By anyone’s reckoning, that’s a good stint: Warped Perspective was also a relaunch, following the closure of the earlier, US-based Brutal as Hell (which was founded by Marc Patterson back in 2009). So that’s a decade in this incarnation, but a steady fifteen year run as a film writer for me between BAH/WP, and as I was approved by Rotten Tomatoes as well as joining the OAFFC in the past few years, it’s fair to say that film writing has grown to be a big part of my life during this time.
This feels, despite the fact that a group venture has steadily whittled down to mainly being just …me over the course of the decade – though with some amazing contributing writers – like something to celebrate. In that time, thousands of reviews, articles and interviews have run, hundreds of films have been watched, and books after books of notes have been taken (I’m from the 20th Century, see, so I handwrite review notes before I type anything up). Perhaps it’s as a consequence of the shift from being Brutal as Hell to more of a broadly Warped Perspective, but there’s been a lot fewer, erm, heated responses from directors and filmmaking teams following critical reviews over the past few years; instead, the site now has a good relationship with a number of independent directors who are happy stay in touch, and Warped Perspective is also indebted to all the fantastic and accommodating publicity and distribution teams who work with the site.

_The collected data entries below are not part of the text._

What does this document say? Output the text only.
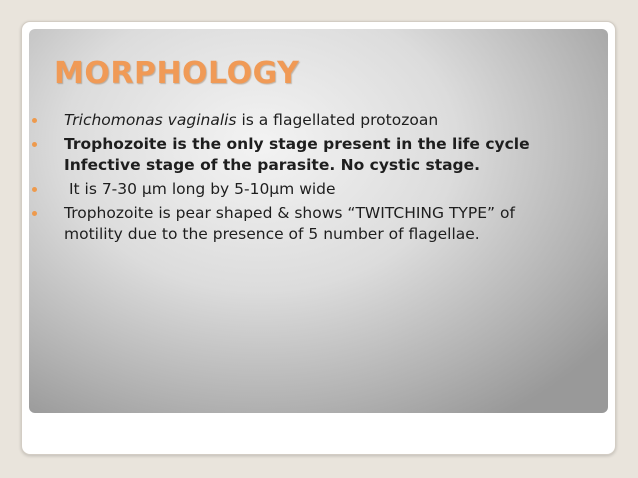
MORPHOLOGY
Trichomonas vaginalis is a flagellated protozoan
Trophozoite is the only stage present in the life cycle Infective stage of the parasite. No cystic stage.
It is 7-30 µm long by 5-10µm wide
Trophozoite is pear shaped & shows “TWITCHING TYPE” of motility due to the presence of 5 number of flagellae.
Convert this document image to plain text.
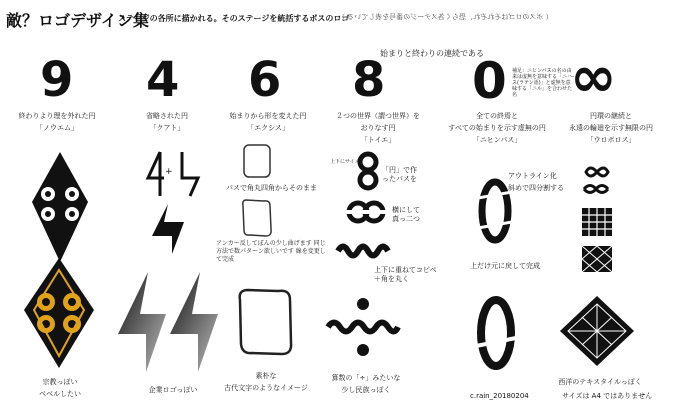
敵？ロゴデザイン集
ステージの各所に描かれる。そのステージを統括するボスのロゴ
（ ボスのロゴはそれぞれ、恐らく各ステージの番号を表している ）
始まりと終わりの連続である
9 4 6 8 0 ∞
補足：ニヒンパスの名の由来は虚無を意味する「ニハ-ス(ラテン語)」と虚無を意味する「ニル」を合わせた名
終わりより理を外れた円
「ノウエム」
省略された円
「クアト」
始まりから形を変えた円
「エクシス」
２つの世界（謂つ世界）を
おりなす円
「トイエ」
全ての終焉と
すべての始まりを示す虚無の円
「ニヒンパス」
円環の継続と
永遠の輪廻を示す無限の円
「ウロボロス」
宗教っぽい
ベベルしたい
+
企業ロゴっぽい
パスで角丸四角からそのまま
アンカー反してぼんの少し曲げます 同じ方法で数パターン欲しいです 線を変更して完成
素朴な
古代文字のようなイメージ
上下にサイズ
「円」で作ったパスを
横にして真っ二つ
上下に重ねてコピペ＋角を丸く
算数の「÷」みたいな
少し民族っぽく
アウトライン化
斜めで四分割する
上だけ元に戻して完成
c.rain_20180204
西洋のテキスタイルっぽく
サイズは A4 ではありません
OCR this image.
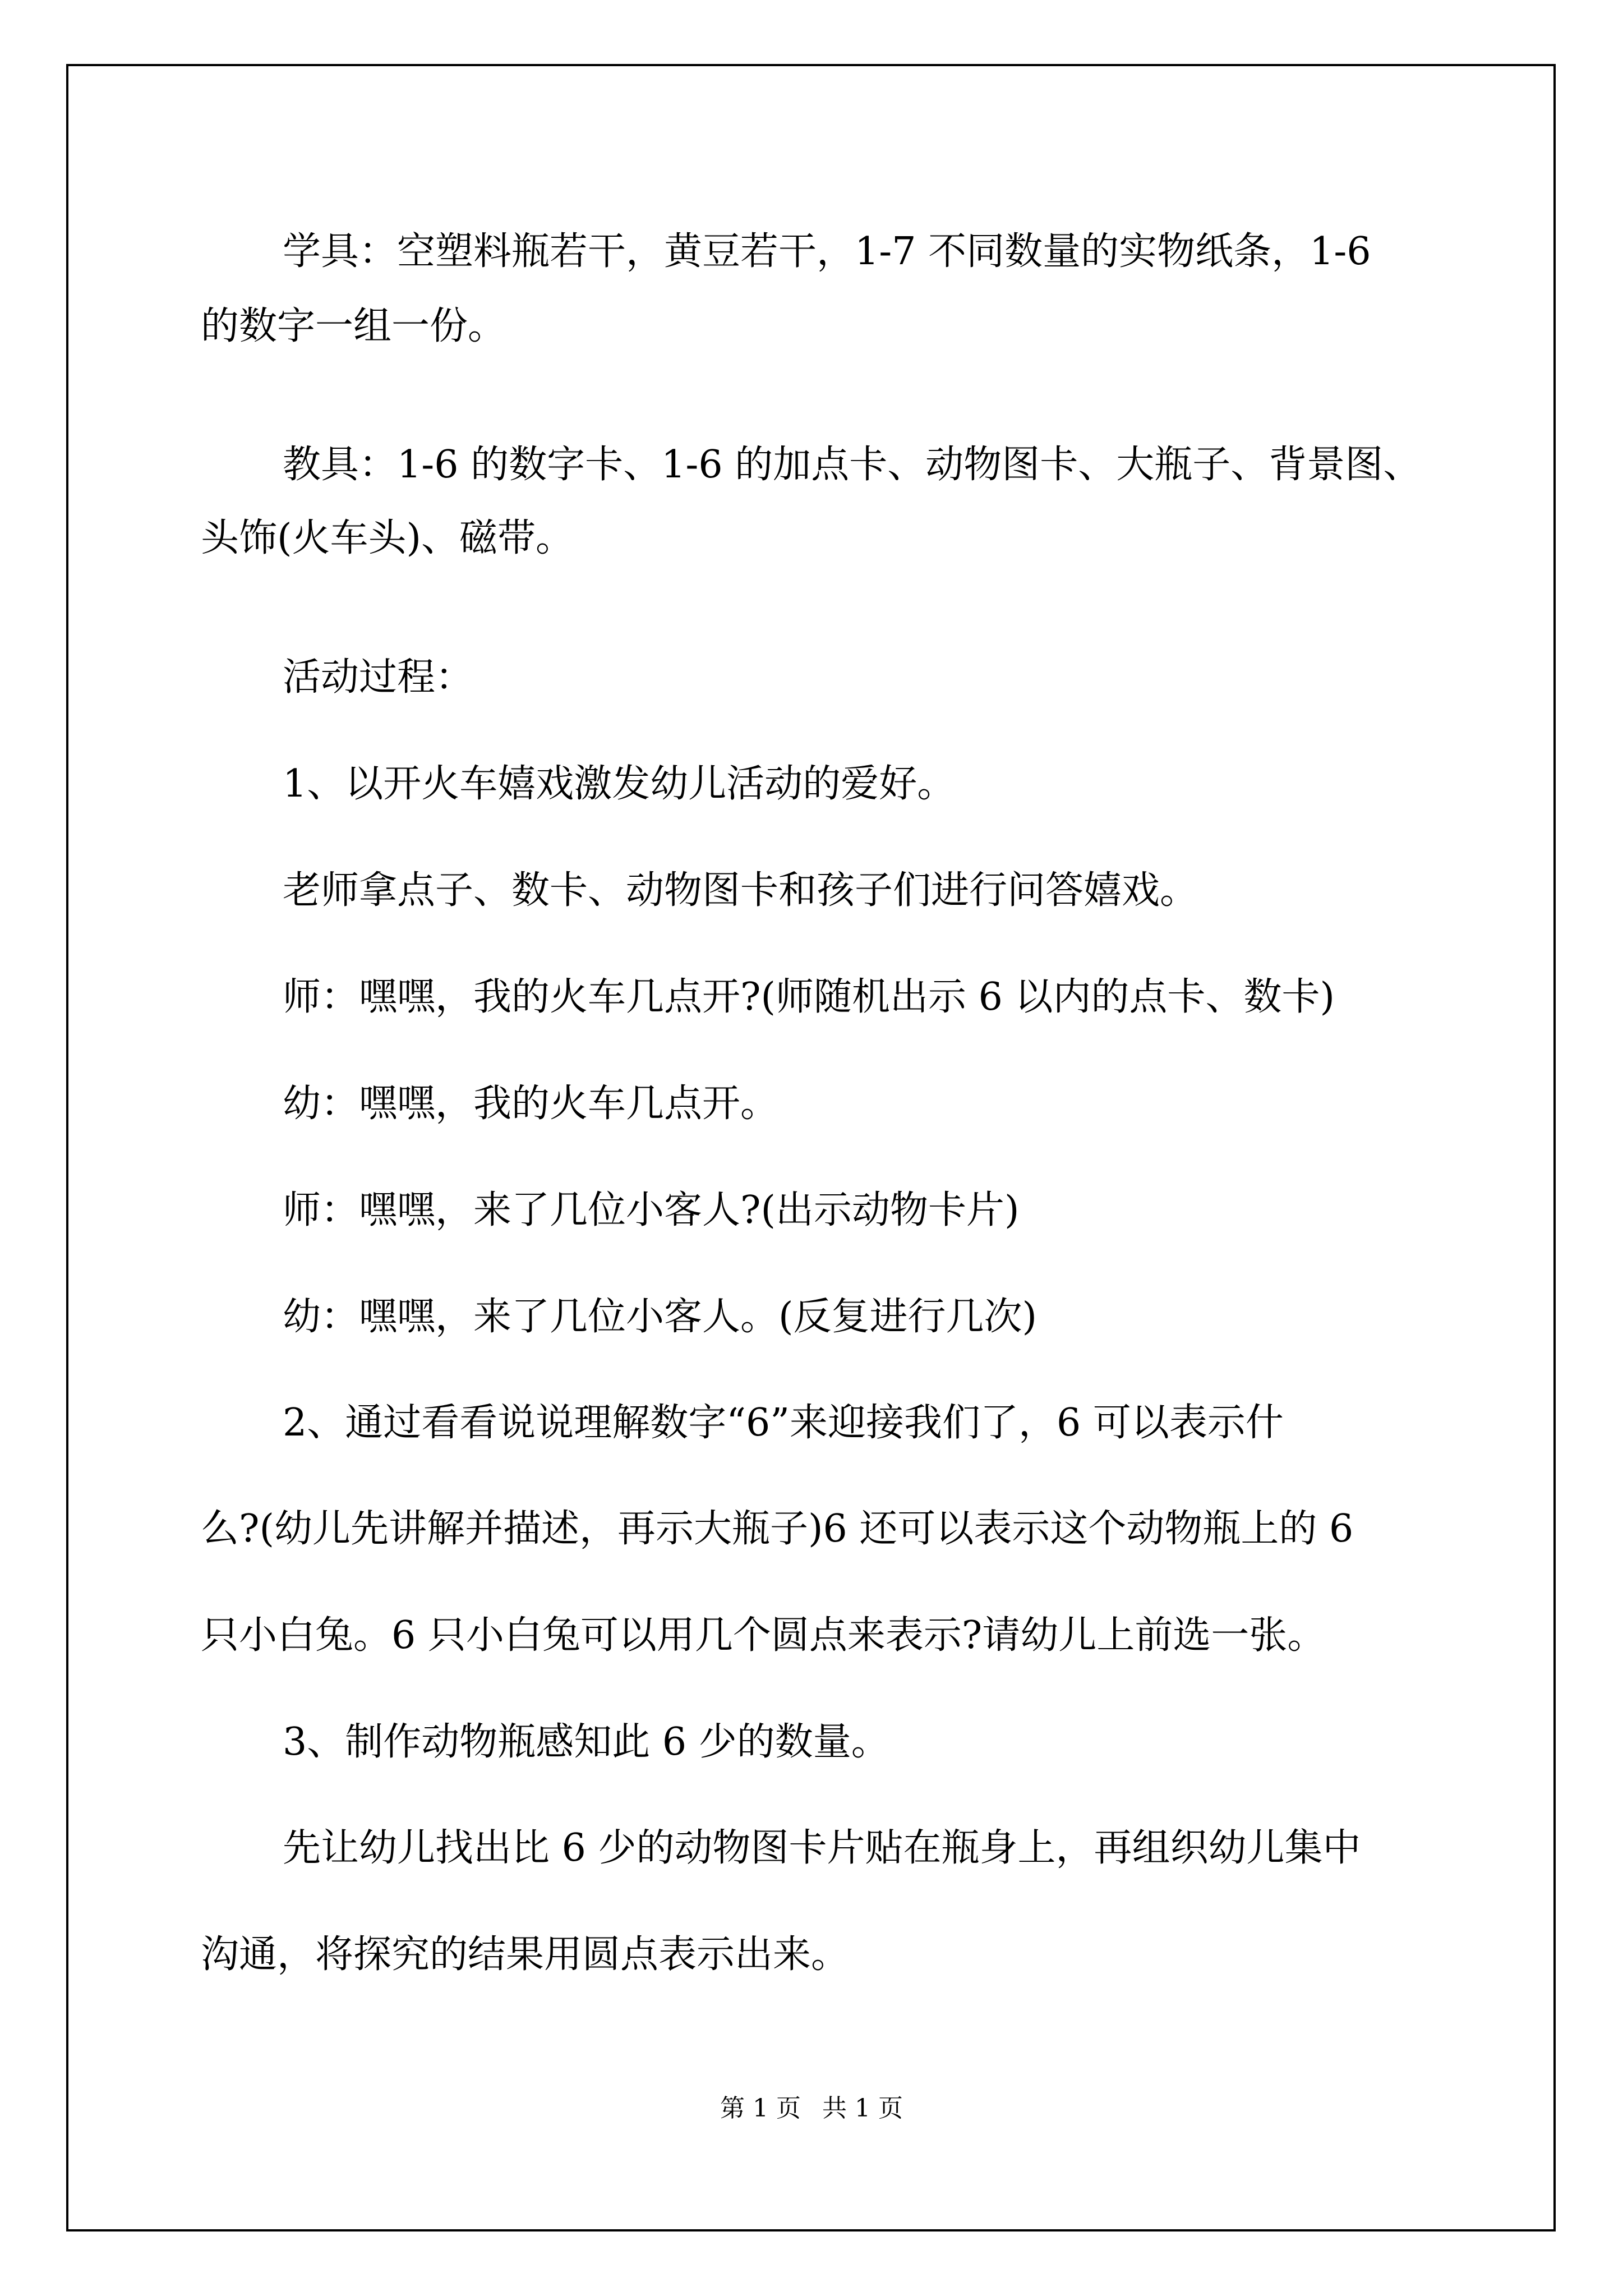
学具：空塑料瓶若干，黄豆若干，1-7 不同数量的实物纸条，1-6
的数字一组一份。
教具：1-6 的数字卡、1-6 的加点卡、动物图卡、大瓶子、背景图、
头饰(火车头)、磁带。
活动过程：
1、以开火车嬉戏激发幼儿活动的爱好。
老师拿点子、数卡、动物图卡和孩子们进行问答嬉戏。
师：嘿嘿，我的火车几点开?(师随机出示 6 以内的点卡、数卡)
幼：嘿嘿，我的火车几点开。
师：嘿嘿，来了几位小客人?(出示动物卡片)
幼：嘿嘿，来了几位小客人。(反复进行几次)
2、通过看看说说理解数字“6”来迎接我们了，6 可以表示什
么?(幼儿先讲解并描述，再示大瓶子)6 还可以表示这个动物瓶上的 6
只小白兔。6 只小白兔可以用几个圆点来表示?请幼儿上前选一张。
3、制作动物瓶感知此 6 少的数量。
先让幼儿找出比 6 少的动物图卡片贴在瓶身上，再组织幼儿集中
沟通，将探究的结果用圆点表示出来。
第 1 页 共 1 页
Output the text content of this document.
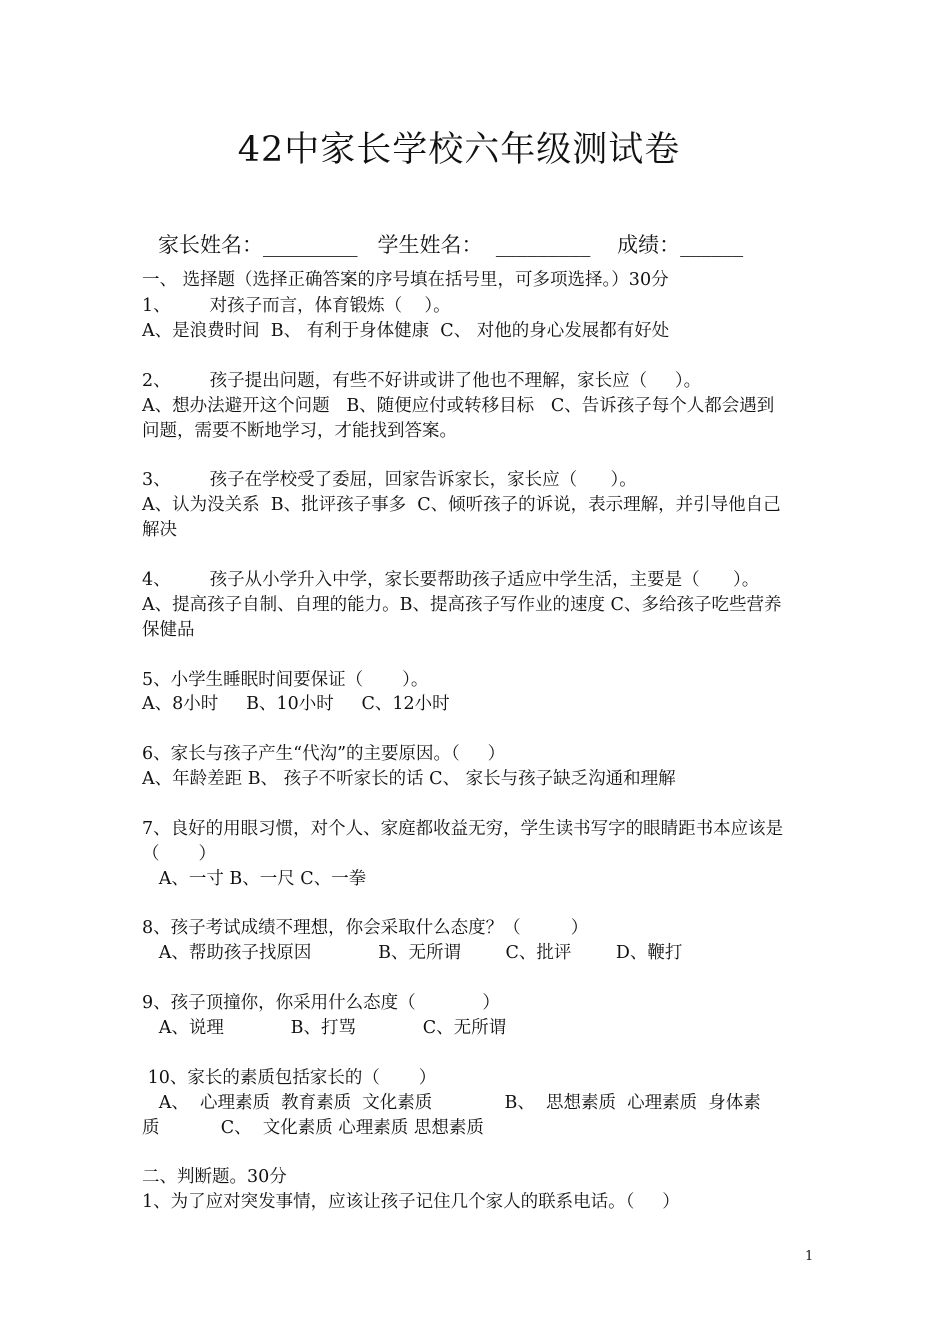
42中家长学校六年级测试卷
家长姓名：_________   学生姓名：  _________    成绩：______
一、 选择题（选择正确答案的序号填在括号里，可多项选择。）30分
1、       对孩子而言，体育锻炼（    ）。
A、是浪费时间  B、 有利于身体健康  C、 对他的身心发展都有好处
2、       孩子提出问题，有些不好讲或讲了他也不理解，家长应（     ）。
A、想办法避开这个问题   B、随便应付或转移目标   C、告诉孩子每个人都会遇到
问题，需要不断地学习，才能找到答案。
3、       孩子在学校受了委屈，回家告诉家长，家长应（      ）。
A、认为没关系  B、批评孩子事多  C、倾听孩子的诉说，表示理解，并引导他自己
解决
4、       孩子从小学升入中学，家长要帮助孩子适应中学生活，主要是（      ）。
A、提高孩子自制、自理的能力。B、提高孩子写作业的速度 C、多给孩子吃些营养
保健品
5、小学生睡眠时间要保证（       ）。
A、8小时     B、10小时     C、12小时
6、家长与孩子产生“代沟”的主要原因。（     ）
A、年龄差距 B、 孩子不听家长的话 C、 家长与孩子缺乏沟通和理解
7、良好的用眼习惯，对个人、家庭都收益无穷，学生读书写字的眼睛距书本应该是
（       ）
A、一寸 B、一尺 C、一拳
8、孩子考试成绩不理想，你会采取什么态度？（         ）
A、帮助孩子找原因            B、无所谓        C、批评        D、鞭打
9、孩子顶撞你，你采用什么态度（            ）
A、说理            B、打骂            C、无所谓
10、家长的素质包括家长的（       ）
A、  心理素质  教育素质  文化素质             B、  思想素质  心理素质  身体素
质           C、  文化素质 心理素质 思想素质
二、判断题。30分
1、为了应对突发事情，应该让孩子记住几个家人的联系电话。（     ）
1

Whilst the shift from BAH initially knocked the site traffic for six – as myself and the other co-founder suspected it would at the time – Warped Perspective has grown exponentially, particularly over the past two years. We now have in the region of 200,000 visitors per year – Fangoria it ain’t, but for a primarily one-woman operation keeping a fan site going around a full-time job and a tendency to run silly distances for pleasure (though I promise there’ll never be a running blog element here), that’s a really encouraging rate of visitors who visit and then – thankfully! – stay long enough to actually read things.
If that’s you – whether you pop in now and then, or whether you’re one of the site’s regular visitors – I cannot thank you enough. Thank you for coming along, thank you for engaging with the website, agreeing, disagreeing, sometimes sharing the posts, sometimes entering competitions, even the odd few hateclicks – all of it. The essential idea behind the site has never changed: it’s by fans, for fans – particularly horror fans, but anyone with an interest in the other, usually independent cinema which forms the bedrock of Warped Perspective. There are no plans to stop doing it, solo-ish or not, and as it seems as though people are still happy to visit as the site moves into 2026, it will continue to cover as many independent films, festivals and releases as possible, with a few special features and bigger budget film reviews, too. In that, it’ll be business as usual.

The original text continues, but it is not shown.